Stars: *** 1/2
Rating: R for violence, nudity, sexual content, and language
Run Time: 1 hour, 59 minutes
Emotional cruelty weighs heavy in this bold and unflinching look at the ignoble underbelly of the Catholic Church.
As a result of real or imagined transgressions, a group of young women find themselves remanded to life inside the Magdalene Asylum, one of a chain of Irish convents devoted to the atonement of sins by virtue of indefinite sentences of servitude. The asylums specialize in impeccable laundry, turning out pristine linens laundered by young women who are rescuing themselves from eternal damnation by exposure to inhumane brutality and vicious slave labor.
Rose, Bernadette and Margaret (Dorothy Duffy, Nora-Jane Noone, and Anne-Marie Duff) are the latest trio of “victims” to be imprisoned by Magdalene’s walls. They are banished to Magdalene by unforgiving family members who turn a deaf ear to pleas for forgiveness. Under the harsh tutelage of Sister Bridget (a wicked Geraldine McEwen), the girls are schooled in the fine art of hand-washing, relentlessly scrub-a-dub-dubbing until their fingers are raw and bleeding. Beatings, starvation and humiliation are also in a day’s work for these ostracized unfortunates. The sisters wield their authority with intolerant spite, going so far as to line up their frightened charges rank-and-file in order to censure their naked bodies, fraternity hazing style.
“Magdalene” applies its damning social ammunition slowly and with finesse.
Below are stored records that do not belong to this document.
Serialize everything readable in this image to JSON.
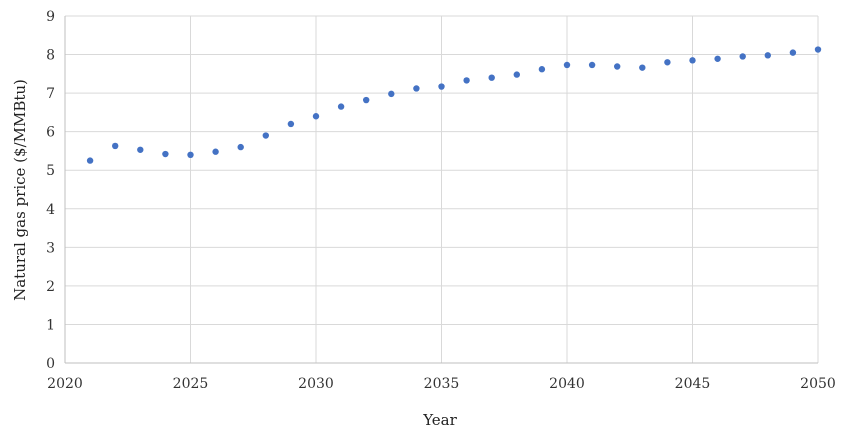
{
  "chart_data": {
    "type": "scatter",
    "title": "",
    "xlabel": "Year",
    "ylabel": "Natural gas price ($/MMBtu)",
    "xlim": [
      2020,
      2050
    ],
    "ylim": [
      0,
      9
    ],
    "x_ticks": [
      2020,
      2025,
      2030,
      2035,
      2040,
      2045,
      2050
    ],
    "y_ticks": [
      0,
      1,
      2,
      3,
      4,
      5,
      6,
      7,
      8,
      9
    ],
    "grid": true,
    "legend": "none",
    "marker_color": "#4472c4",
    "series": [
      {
        "x": [
          2021,
          2022,
          2023,
          2024,
          2025,
          2026,
          2027,
          2028,
          2029,
          2030,
          2031,
          2032,
          2033,
          2034,
          2035,
          2036,
          2037,
          2038,
          2039,
          2040,
          2041,
          2042,
          2043,
          2044,
          2045,
          2046,
          2047,
          2048,
          2049,
          2050
        ],
        "y": [
          5.25,
          5.63,
          5.53,
          5.42,
          5.4,
          5.48,
          5.6,
          5.9,
          6.2,
          6.4,
          6.65,
          6.82,
          6.98,
          7.12,
          7.17,
          7.33,
          7.4,
          7.48,
          7.62,
          7.73,
          7.73,
          7.69,
          7.66,
          7.8,
          7.85,
          7.89,
          7.95,
          7.98,
          8.05,
          8.13
        ]
      }
    ]
  }
}
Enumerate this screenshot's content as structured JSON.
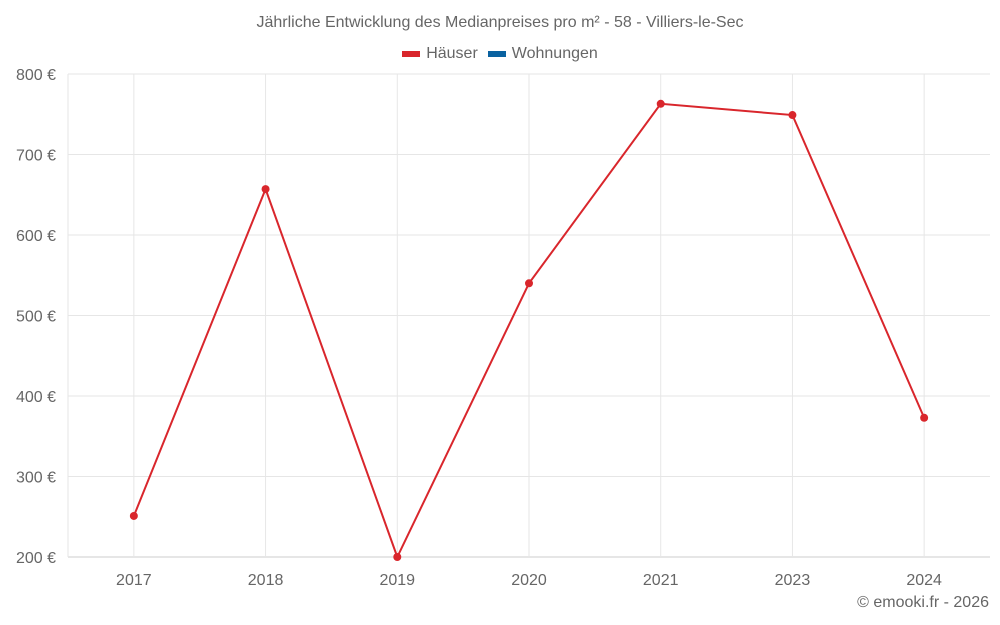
{
  "chart": {
    "title": "Jährliche Entwicklung des Medianpreises pro m² - 58 - Villiers-le-Sec",
    "credit": "© emooki.fr - 2026",
    "legend": [
      {
        "label": "Häuser",
        "color": "#d9262c"
      },
      {
        "label": "Wohnungen",
        "color": "#0a62a0"
      }
    ]
  },
  "chart_data": {
    "type": "line",
    "title": "Jährliche Entwicklung des Medianpreises pro m² - 58 - Villiers-le-Sec",
    "xlabel": "",
    "ylabel": "",
    "categories": [
      "2017",
      "2018",
      "2019",
      "2020",
      "2021",
      "2023",
      "2024"
    ],
    "series": [
      {
        "name": "Häuser",
        "color": "#d9262c",
        "values": [
          251,
          657,
          200,
          540,
          763,
          749,
          373
        ]
      },
      {
        "name": "Wohnungen",
        "color": "#0a62a0",
        "values": []
      }
    ],
    "yticks": [
      "200 €",
      "300 €",
      "400 €",
      "500 €",
      "600 €",
      "700 €",
      "800 €"
    ],
    "ylim": [
      200,
      800
    ],
    "grid": true,
    "legend_position": "top"
  }
}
The girls themselves are a composite of the nearly 30,000 real young women who suffered at the hands of these medieval tyrantesses alleged to be implementing God’s work.
The last of the Magdalene Asylums closed its doors in (gulp) 1996. I saw the film for the first time this summer, at the Irish country home of friends whose linens had been sent out to Magdalene for decades. Their relatively fresh knowledge of the Church’s ugly local secret is an acute blow to both their national pride and their lifelong religious beliefs.
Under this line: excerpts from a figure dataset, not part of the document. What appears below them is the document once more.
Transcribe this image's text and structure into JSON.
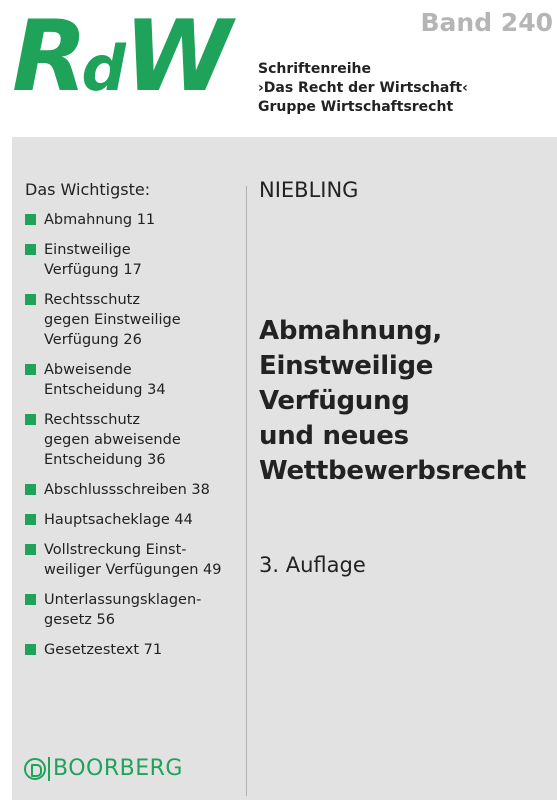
{
  "logo": {
    "big1": "R",
    "small": "d",
    "big2": "W"
  },
  "band": "Band 240",
  "series": {
    "line1": "Schriftenreihe",
    "line2": "›Das Recht der Wirtschaft‹",
    "line3": "Gruppe Wirtschaftsrecht"
  },
  "toc": {
    "title": "Das Wichtigste:",
    "items": [
      {
        "lines": [
          "Abmahnung  11"
        ]
      },
      {
        "lines": [
          "Einstweilige",
          "Verfügung  17"
        ]
      },
      {
        "lines": [
          "Rechtsschutz",
          "gegen Einstweilige",
          "Verfügung  26"
        ]
      },
      {
        "lines": [
          "Abweisende",
          "Entscheidung  34"
        ]
      },
      {
        "lines": [
          "Rechtsschutz",
          "gegen abweisende",
          "Entscheidung  36"
        ]
      },
      {
        "lines": [
          "Abschlussschreiben  38"
        ]
      },
      {
        "lines": [
          "Hauptsacheklage  44"
        ]
      },
      {
        "lines": [
          "Vollstreckung Einst-",
          "weiliger Verfügungen  49"
        ]
      },
      {
        "lines": [
          "Unterlassungsklagen-",
          "gesetz  56"
        ]
      },
      {
        "lines": [
          "Gesetzestext  71"
        ]
      }
    ]
  },
  "author": "NIEBLING",
  "title": {
    "line1": "Abmahnung,",
    "line2": "Einstweilige",
    "line3": "Verfügung",
    "line4": "und neues",
    "line5": "Wettbewerbsrecht"
  },
  "edition": "3. Auflage",
  "publisher": "BOORBERG",
  "colors": {
    "brand_green": "#1fa35b",
    "panel_gray": "#e2e2e2",
    "band_gray": "#b5b5b5"
  }
}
The Magdalene Sisters (ironically titled the Sisters of Mercy) are depicted factually, according to the research of no-nonsense director Peter Mullan, as a barbaric order whose sense of duty and religion is grounded in malevolent deeds. Sister Bridget makes “Cuckoo’s Nest” Nurse Ratched look positively pious by comparison. The film’s strength lies not in the harrowing crimes of its namesakes, but in the feisty spirit of the maltreated girls whose determination to escape their Dickensian nightmare transcends all.